Ask us about Recyclable Laminates – these allow your printed product to be recycled along with other paper products.


Celloglasing is a process whereby a thin sheet of film is adhered to the printed piece by a special machine that uses both heat and pressure to apply the coating.

Celloglasing can be matt or gloss and can be single sided or double sided. The process tends to add depth to colours, robustness, and produces a rather luxurious, classy, ‘expensive’ look to the product. Celloglasing greatly enhances the appearance of printing from a sales point of view. Gives your printed matter a prestige finish and extends document life

Gloss celloglasing gives a high gloss, shiny, reflective finish. When a matt celloglase gives them a very elegant, satin, dull finish. A printed product that will compete with others on a stand in a newsagent or bookshop would benefit from a gloss celloglase. A book or calendar produced by a professional photographer (for example) to be handed out to clients, or sold as a premium product over the internet would benefit from a matt celloglase.

Most commonly to enhance and protect items of print. Book covers, presentation folders, sales aids, posters, display cartons, business cards, tab dividers and much more.

Cold Laminating

Cold laminating (sometimes called tape laminating) is a process to uses pressure sensitive adhesives to bind the film to the material being laminated. The laminator uses rollers that push the sheets of lamination together. Cold laminators are faster and easier to use than hot laminators, and they are safe for nearly all flat items.

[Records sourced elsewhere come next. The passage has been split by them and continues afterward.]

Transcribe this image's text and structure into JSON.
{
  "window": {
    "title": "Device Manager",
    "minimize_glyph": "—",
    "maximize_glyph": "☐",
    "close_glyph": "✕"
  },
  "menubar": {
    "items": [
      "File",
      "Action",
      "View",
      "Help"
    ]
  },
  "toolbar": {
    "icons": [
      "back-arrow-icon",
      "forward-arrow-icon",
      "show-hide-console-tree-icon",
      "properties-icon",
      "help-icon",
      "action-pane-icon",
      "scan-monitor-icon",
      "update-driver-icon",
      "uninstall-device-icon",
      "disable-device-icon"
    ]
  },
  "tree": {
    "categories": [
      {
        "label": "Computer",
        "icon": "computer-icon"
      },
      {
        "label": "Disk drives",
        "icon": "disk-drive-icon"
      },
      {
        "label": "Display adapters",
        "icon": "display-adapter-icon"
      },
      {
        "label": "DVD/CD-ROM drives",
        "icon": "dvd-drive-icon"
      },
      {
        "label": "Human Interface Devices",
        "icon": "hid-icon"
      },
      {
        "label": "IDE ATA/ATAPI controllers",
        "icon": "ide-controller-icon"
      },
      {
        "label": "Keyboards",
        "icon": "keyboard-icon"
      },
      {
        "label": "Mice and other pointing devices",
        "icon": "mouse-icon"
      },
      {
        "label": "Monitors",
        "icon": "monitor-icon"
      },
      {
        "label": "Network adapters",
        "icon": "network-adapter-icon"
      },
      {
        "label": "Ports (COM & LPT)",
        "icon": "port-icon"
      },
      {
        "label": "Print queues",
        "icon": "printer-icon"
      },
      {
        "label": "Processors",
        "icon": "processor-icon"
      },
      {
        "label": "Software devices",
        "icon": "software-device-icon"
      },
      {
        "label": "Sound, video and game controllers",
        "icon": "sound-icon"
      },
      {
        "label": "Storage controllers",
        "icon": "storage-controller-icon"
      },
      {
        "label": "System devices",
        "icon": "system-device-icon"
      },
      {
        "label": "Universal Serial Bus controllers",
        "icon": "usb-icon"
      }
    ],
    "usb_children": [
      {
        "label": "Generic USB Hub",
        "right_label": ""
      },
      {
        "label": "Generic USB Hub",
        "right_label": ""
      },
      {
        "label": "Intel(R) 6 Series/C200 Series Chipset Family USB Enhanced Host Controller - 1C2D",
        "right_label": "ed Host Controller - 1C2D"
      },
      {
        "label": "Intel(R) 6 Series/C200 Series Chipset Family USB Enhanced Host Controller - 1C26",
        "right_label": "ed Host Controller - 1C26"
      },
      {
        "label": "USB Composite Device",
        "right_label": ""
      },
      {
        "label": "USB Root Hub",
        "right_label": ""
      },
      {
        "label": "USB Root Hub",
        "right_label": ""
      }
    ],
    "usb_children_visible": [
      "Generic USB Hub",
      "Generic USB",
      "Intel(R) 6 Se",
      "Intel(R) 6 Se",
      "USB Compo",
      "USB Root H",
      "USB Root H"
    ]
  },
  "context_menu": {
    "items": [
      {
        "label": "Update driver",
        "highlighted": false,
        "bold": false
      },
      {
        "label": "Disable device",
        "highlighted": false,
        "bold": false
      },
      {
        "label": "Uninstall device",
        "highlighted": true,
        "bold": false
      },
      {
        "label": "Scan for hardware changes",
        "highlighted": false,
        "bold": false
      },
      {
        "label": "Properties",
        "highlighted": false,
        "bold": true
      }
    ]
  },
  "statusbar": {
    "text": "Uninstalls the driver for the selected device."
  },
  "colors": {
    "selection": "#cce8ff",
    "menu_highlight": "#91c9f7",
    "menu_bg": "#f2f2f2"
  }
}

Cold lamination is your best option when laminating heat-sensitive documents or photos. There are several styles of cold laminating film to fit a variety of applications:

Single-sided film is used to laminate just one side of a document. You might use this type of laminate if you wanted to apply an adhesive to the back of the document.

Double-sided or dual laminating films completely encase your document, laminating both sides for complete protection.

Cold Laminating film is available in a variety of finishes:

Matte– This is a non-reflective finish that has a slightly granular look. Matte finishes tend to make image colors more vivid.

Satin – Provides a reduced level of glare, and has a soft sheen.

Gloss – This is a clear finish that brings out and emphasizes colors. It makes images look brighter, adds definition and radiance.


Definition: Lamination and Encapsulation are often confused. The correct definition follows. Encapsulation is Plastic film which is applied to both sides of the entire printed sheet to protect and enhance the print. Encapsulation is easily identified as there is usually a clear plastic edge of 2-5mm around the printed product (this has an added benefit of sealing in the printed item) – Encapsulation is often confused with lamination.

What is it used for? Commonly used for Posters, Leaflets, Menus, and Flyers.

How do we do it? Polyester or polypropylene film of up to 250microns is applied to both surfaces of the printed item to enhance appearance and increase durability. It can be trimmed flush or left with a margin on all sides to give complete protection.

Encapulated items can be die cut,drilled, creased and round cornered.